Series of Sundays, Part 1
April 29, 2009
Like I told the Facebook world, I spent most of the day crying on Easter. It was obviously a very emotional day. First think I was up at 6:00 to sing at the sunrise service and that’s enough to make anyone cry (well me.) It was bit chilly but not like it was last year. Singing went fine, we did this kind of old fashioned-y “Easter Anthem.” No, that’s really what it was called, creative right? Joyce preached the sermon for the morning service, and it was great. I think she’s getting to be a really great preacher. I love that she always uses personal stories, it’s really brave and vulnerable, and it really makes the message seem sincere. She was discribing a scene from a movie to illustrate a point.
There was little boy in a consentration camp that got assinged to cleaning the commander’s bathroom. One day he stole a used bar of soap and brought it back to his teenaged friend to show it off. The theft was soon discovered and everyone was called together to be questioned. Just as the boy was holding his hand out with the soap, his friend snachted it away and yelled out that he had the soap. He was shot on the spot.

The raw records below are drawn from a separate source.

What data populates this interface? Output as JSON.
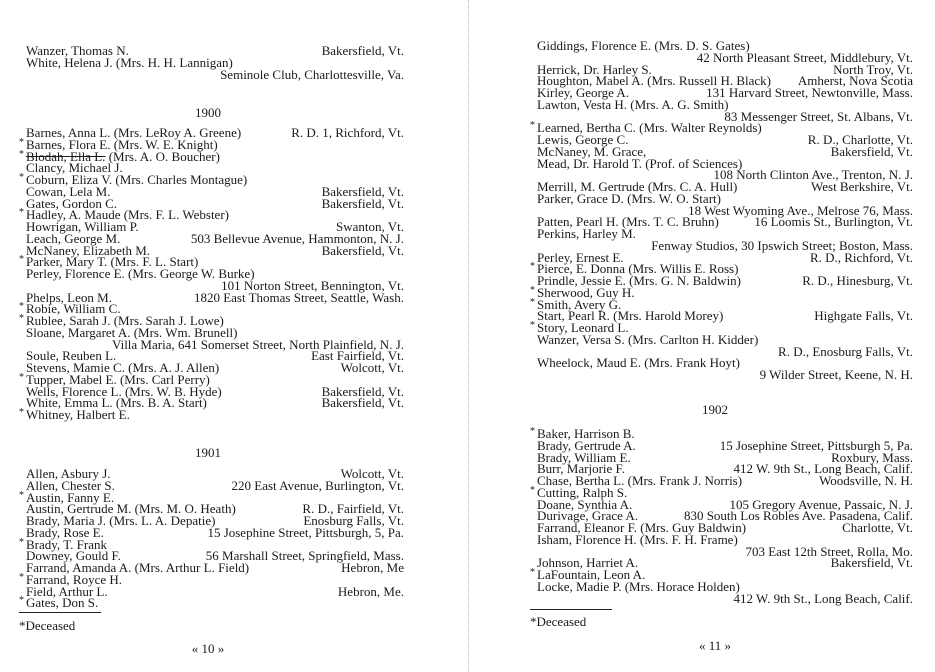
{
  "pages": [
    {
      "page_number": "« 10 »",
      "footnote": "*Deceased",
      "groups": [
        {
          "year": "",
          "lines": [
            {
              "deceased": false,
              "name": "Wanzer, Thomas N.",
              "address": "Bakersfield, Vt."
            },
            {
              "deceased": false,
              "name": "White, Helena J. (Mrs. H. H. Lannigan)",
              "address": ""
            },
            {
              "deceased": false,
              "name": "",
              "address": "Seminole Club, Charlottesville, Va."
            }
          ]
        },
        {
          "year": "1900",
          "lines": [
            {
              "deceased": false,
              "name": "Barnes, Anna L. (Mrs. LeRoy A. Greene)",
              "address": "R. D. 1, Richford, Vt."
            },
            {
              "deceased": true,
              "name": "Barnes, Flora E. (Mrs. W. E. Knight)",
              "address": ""
            },
            {
              "deceased": true,
              "struck": "Blodah, Ella L.",
              "name": " (Mrs. A. O. Boucher)",
              "address": ""
            },
            {
              "deceased": false,
              "name": "Clancy, Michael J.",
              "address": ""
            },
            {
              "deceased": true,
              "name": "Coburn, Eliza V. (Mrs. Charles Montague)",
              "address": ""
            },
            {
              "deceased": false,
              "name": "Cowan, Lela M.",
              "address": "Bakersfield, Vt."
            },
            {
              "deceased": false,
              "name": "Gates, Gordon C.",
              "address": "Bakersfield, Vt."
            },
            {
              "deceased": true,
              "name": "Hadley, A. Maude (Mrs. F. L. Webster)",
              "address": ""
            },
            {
              "deceased": false,
              "name": "Howrigan, William P.",
              "address": "Swanton, Vt."
            },
            {
              "deceased": false,
              "name": "Leach, George M.",
              "address": "503 Bellevue Avenue, Hammonton, N. J."
            },
            {
              "deceased": false,
              "name": "McNaney, Elizabeth M.",
              "address": "Bakersfield, Vt."
            },
            {
              "deceased": true,
              "name": "Parker, Mary T. (Mrs. F. L. Start)",
              "address": ""
            },
            {
              "deceased": false,
              "name": "Perley, Florence E. (Mrs. George W. Burke)",
              "address": ""
            },
            {
              "deceased": false,
              "name": "",
              "address": "101 Norton Street, Bennington, Vt."
            },
            {
              "deceased": false,
              "name": "Phelps, Leon M.",
              "address": "1820 East Thomas Street, Seattle, Wash."
            },
            {
              "deceased": true,
              "name": "Robie, William C.",
              "address": ""
            },
            {
              "deceased": true,
              "name": "Rublee, Sarah J. (Mrs. Sarah J. Lowe)",
              "address": ""
            },
            {
              "deceased": false,
              "name": "Sloane, Margaret A. (Mrs. Wm. Brunell)",
              "address": ""
            },
            {
              "deceased": false,
              "name": "",
              "address": "Villa Maria, 641 Somerset Street, North Plainfield, N. J."
            },
            {
              "deceased": false,
              "name": "Soule, Reuben L.",
              "address": "East Fairfield, Vt."
            },
            {
              "deceased": false,
              "name": "Stevens, Mamie C. (Mrs. A. J. Allen)",
              "address": "Wolcott, Vt."
            },
            {
              "deceased": true,
              "name": "Tupper, Mabel E. (Mrs. Carl Perry)",
              "address": ""
            },
            {
              "deceased": false,
              "name": "Wells, Florence L. (Mrs. W. B. Hyde)",
              "address": "Bakersfield, Vt."
            },
            {
              "deceased": false,
              "name": "White, Emma L. (Mrs. B. A. Start)",
              "address": "Bakersfield, Vt."
            },
            {
              "deceased": true,
              "name": "Whitney, Halbert E.",
              "address": ""
            }
          ]
        },
        {
          "year": "1901",
          "lines": [
            {
              "deceased": false,
              "name": "Allen, Asbury J.",
              "address": "Wolcott, Vt."
            },
            {
              "deceased": false,
              "name": "Allen, Chester S.",
              "address": "220 East Avenue, Burlington, Vt."
            },
            {
              "deceased": true,
              "name": "Austin, Fanny E.",
              "address": ""
            },
            {
              "deceased": false,
              "name": "Austin, Gertrude M. (Mrs. M. O. Heath)",
              "address": "R. D., Fairfield, Vt."
            },
            {
              "deceased": false,
              "name": "Brady, Maria J. (Mrs. L. A. Depatie)",
              "address": "Enosburg Falls, Vt."
            },
            {
              "deceased": false,
              "name": "Brady, Rose E.",
              "address": "15 Josephine Street, Pittsburgh, 5, Pa."
            },
            {
              "deceased": true,
              "name": "Brady, T. Frank",
              "address": ""
            },
            {
              "deceased": false,
              "name": "Downey, Gould F.",
              "address": "56 Marshall Street, Springfield, Mass."
            },
            {
              "deceased": false,
              "name": "Farrand, Amanda A. (Mrs. Arthur L. Field)",
              "address": "Hebron, Me"
            },
            {
              "deceased": true,
              "name": "Farrand, Royce H.",
              "address": ""
            },
            {
              "deceased": false,
              "name": "Field, Arthur L.",
              "address": "Hebron, Me."
            },
            {
              "deceased": true,
              "name": "Gates, Don S.",
              "address": ""
            }
          ]
        }
      ]
    },
    {
      "page_number": "« 11 »",
      "footnote": "*Deceased",
      "groups": [
        {
          "year": "",
          "lines": [
            {
              "deceased": false,
              "name": "Giddings, Florence E. (Mrs. D. S. Gates)",
              "address": ""
            },
            {
              "deceased": false,
              "name": "",
              "address": "42 North Pleasant Street, Middlebury, Vt."
            },
            {
              "deceased": false,
              "name": "Herrick, Dr. Harley S.",
              "address": "North Troy, Vt."
            },
            {
              "deceased": false,
              "name": "Houghton, Mabel A. (Mrs. Russell H. Black)",
              "address": "Amherst, Nova Scotia"
            },
            {
              "deceased": false,
              "name": "Kirley, George A.",
              "address": "131 Harvard Street, Newtonville, Mass."
            },
            {
              "deceased": false,
              "name": "Lawton, Vesta H. (Mrs. A. G. Smith)",
              "address": ""
            },
            {
              "deceased": false,
              "name": "",
              "address": "83 Messenger Street, St. Albans, Vt."
            },
            {
              "deceased": true,
              "name": "Learned, Bertha C. (Mrs. Walter Reynolds)",
              "address": ""
            },
            {
              "deceased": false,
              "name": "Lewis, George C.",
              "address": "R. D., Charlotte, Vt."
            },
            {
              "deceased": false,
              "name": "McNaney, M. Grace,",
              "address": "Bakersfield, Vt."
            },
            {
              "deceased": false,
              "name": "Mead, Dr. Harold T. (Prof. of Sciences)",
              "address": ""
            },
            {
              "deceased": false,
              "name": "",
              "address": "108 North Clinton Ave., Trenton, N. J."
            },
            {
              "deceased": false,
              "name": "Merrill, M. Gertrude (Mrs. C. A. Hull)",
              "address": "West Berkshire, Vt."
            },
            {
              "deceased": false,
              "name": "Parker, Grace D. (Mrs. W. O. Start)",
              "address": ""
            },
            {
              "deceased": false,
              "name": "",
              "address": "18 West Wyoming Ave., Melrose 76, Mass."
            },
            {
              "deceased": false,
              "name": "Patten, Pearl H. (Mrs. T. C. Bruhn)",
              "address": "16 Loomis St., Burlington, Vt."
            },
            {
              "deceased": false,
              "name": "Perkins, Harley M.",
              "address": ""
            },
            {
              "deceased": false,
              "name": "",
              "address": "Fenway Studios, 30 Ipswich Street; Boston, Mass."
            },
            {
              "deceased": false,
              "name": "Perley, Ernest E.",
              "address": "R. D., Richford, Vt."
            },
            {
              "deceased": true,
              "name": "Pierce, E. Donna (Mrs. Willis E. Ross)",
              "address": ""
            },
            {
              "deceased": false,
              "name": "Prindle, Jessie E. (Mrs. G. N. Baldwin)",
              "address": "R. D., Hinesburg, Vt."
            },
            {
              "deceased": true,
              "name": "Sherwood, Guy H.",
              "address": ""
            },
            {
              "deceased": true,
              "name": "Smith, Avery G.",
              "address": ""
            },
            {
              "deceased": false,
              "name": "Start, Pearl R. (Mrs. Harold Morey)",
              "address": "Highgate Falls, Vt."
            },
            {
              "deceased": true,
              "name": "Story, Leonard L.",
              "address": ""
            },
            {
              "deceased": false,
              "name": "Wanzer, Versa S. (Mrs. Carlton H. Kidder)",
              "address": ""
            },
            {
              "deceased": false,
              "name": "",
              "address": "R. D., Enosburg Falls, Vt."
            },
            {
              "deceased": false,
              "name": "Wheelock, Maud E. (Mrs. Frank Hoyt)",
              "address": ""
            },
            {
              "deceased": false,
              "name": "",
              "address": "9 Wilder Street, Keene, N. H."
            }
          ]
        },
        {
          "year": "1902",
          "lines": [
            {
              "deceased": true,
              "name": "Baker, Harrison B.",
              "address": ""
            },
            {
              "deceased": false,
              "name": "Brady, Gertrude A.",
              "address": "15 Josephine Street, Pittsburgh 5, Pa."
            },
            {
              "deceased": false,
              "name": "Brady, William E.",
              "address": "Roxbury, Mass."
            },
            {
              "deceased": false,
              "name": "Burr, Marjorie F.",
              "address": "412 W. 9th St., Long Beach, Calif."
            },
            {
              "deceased": false,
              "name": "Chase, Bertha L. (Mrs. Frank J. Norris)",
              "address": "Woodsville, N. H."
            },
            {
              "deceased": true,
              "name": "Cutting, Ralph S.",
              "address": ""
            },
            {
              "deceased": false,
              "name": "Doane, Synthia A.",
              "address": "105 Gregory Avenue, Passaic, N. J."
            },
            {
              "deceased": false,
              "name": "Durivage, Grace A.",
              "address": "830 South Los Robles Ave. Pasadena, Calif."
            },
            {
              "deceased": false,
              "name": "Farrand, Eleanor F. (Mrs. Guy Baldwin)",
              "address": "Charlotte, Vt."
            },
            {
              "deceased": false,
              "name": "Isham, Florence H. (Mrs. F. H. Frame)",
              "address": ""
            },
            {
              "deceased": false,
              "name": "",
              "address": "703 East 12th Street, Rolla, Mo."
            },
            {
              "deceased": false,
              "name": "Johnson, Harriet A.",
              "address": "Bakersfield, Vt."
            },
            {
              "deceased": true,
              "name": "LaFountain, Leon A.",
              "address": ""
            },
            {
              "deceased": false,
              "name": "Locke, Madie P. (Mrs. Horace Holden)",
              "address": ""
            },
            {
              "deceased": false,
              "name": "",
              "address": "412 W. 9th St., Long Beach, Calif."
            }
          ]
        }
      ]
    }
  ]
}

Wow… that got me. There is just something about sacrificial love. Someone else taking the blame. It’s real easy to say “Jesus died for our sin.” But it’s good to feel it sometimes.
We had bruch of Sam’s pastries and frozen fruit, not quite the Easter spread we get in Pensacola. But when Cynthia sat on one of the said pastries that almost made up for it. That kind of made me cry too, with laughter.
For 8:30 service we were in the sactuary. The theme for Clarke’s sermon was transformation, and we used butterflies to decorate the window sills and we brought in potted plants to the narthex. During the service we added butterfly garden stakes to the plants… you know like the tranformation had just taken place. It was very pretty and colorful, but a little less impactful than it could have been because our narthex is a bit cluttered (my hospitality workshop told me that’s not a very welcoming thing.) That work great for 8:30 but the service was so long that the 9:45 people were already waiting and saw them before the other service let out.
The thing during 8:30 that made me cry was the lady that was sitting next to me in the pew. We had a bunch of kids, of course, and they were all being cute during the children’s sermon. But the whole time the lady who was maybe in her late fourties was holding her husband’s hand and weeping. I don’t know anything more than that, what happened, if she had a loss. She was just sitting there in pain. Besides my empathy for her, I just thought about all the other people who feel pain and regret during happy times.
Then I had to teach Sunday School, which was maybe a little too creative. I took the kids to the 9:45 service to remove the butterflies from the plants, and to watch my friends play in the pickup band that was playing that day. Then we had our lesson outside, which was a bit challenging and distracting for my little people. Then we went back to play Easter symbol memory, which is always the biggest hit ever. They love it. Cokesbury must be up on their developmentally appropriate materials (I think I want that job) because they always include at least three memory card sets for each unit.
Then I had my Easter Whataburger meal and had a laundry and movie day. That night was the Tallahassee episode of Extreme Makeover: Home Edition. Which was just sad in the classic, human interest story way. You can watch it for yourself. But that was so sad.
I told my Sunday Schoolers that Easter is the happiest day of the year. For me it was little crazy too.